Marie mit ihrer hellen, klaren, gefühlvollen Stimme, die jede Ballade zu einem Genuß macht, bei der man sich immer wieder hineinziehen lassen kann in die Wirkung ihrer Stimme und ihres leidenschaftlichen Gesanges.

Per mit seiner warmen, harmonisch wirkenden Stimme, rauchig, angenehm und nicht weniger gefühlvoll. Auch er bringt alles so rüber, dass es einfach hörenswert ist.

Egal ob sie ihre Balladen singen oder auch die Discotitel, die mich genauso ansprechen, jedes einzelne Lied ist eine neue Geschichte, die geschrieben, gesungen und gestaltet wird und eine neue Herausforderung für die beiden bedeutet. Sie stehen hinter jedem Lied, was sie spielen und ich habe das auch schon live miterleben können.
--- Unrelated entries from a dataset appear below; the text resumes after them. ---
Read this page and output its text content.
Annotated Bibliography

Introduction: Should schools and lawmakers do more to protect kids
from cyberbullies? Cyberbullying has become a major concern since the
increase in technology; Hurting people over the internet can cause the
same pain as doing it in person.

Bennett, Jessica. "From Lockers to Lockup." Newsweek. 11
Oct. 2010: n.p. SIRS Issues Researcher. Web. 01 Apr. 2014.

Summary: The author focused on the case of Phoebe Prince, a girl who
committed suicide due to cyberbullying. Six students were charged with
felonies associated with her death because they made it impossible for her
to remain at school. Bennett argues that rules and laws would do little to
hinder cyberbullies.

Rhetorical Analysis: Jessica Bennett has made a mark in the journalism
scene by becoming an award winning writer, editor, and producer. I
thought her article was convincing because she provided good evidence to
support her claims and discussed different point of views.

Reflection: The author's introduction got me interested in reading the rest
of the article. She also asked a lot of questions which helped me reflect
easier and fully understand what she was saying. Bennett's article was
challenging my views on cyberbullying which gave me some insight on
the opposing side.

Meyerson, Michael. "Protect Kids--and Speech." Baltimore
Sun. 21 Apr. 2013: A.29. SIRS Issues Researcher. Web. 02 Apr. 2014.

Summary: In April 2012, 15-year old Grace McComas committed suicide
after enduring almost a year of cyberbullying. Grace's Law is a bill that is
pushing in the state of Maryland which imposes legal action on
Sie sind und bleiben eben Roxette !!!

Ich hoffe, dass es Marie bald wieder richtig gut geht, denn sie hat ja eine Tumoroperation hinter sich und kämpft noch ein wenig mit der Krankheit. Wünschen wir ihr alles zusammen alles Gute, so dass sie bald wieder richtig weiter singen kann und mit Per gemeinsam bald wieder auf der Bühne oder im Studio stehen kann.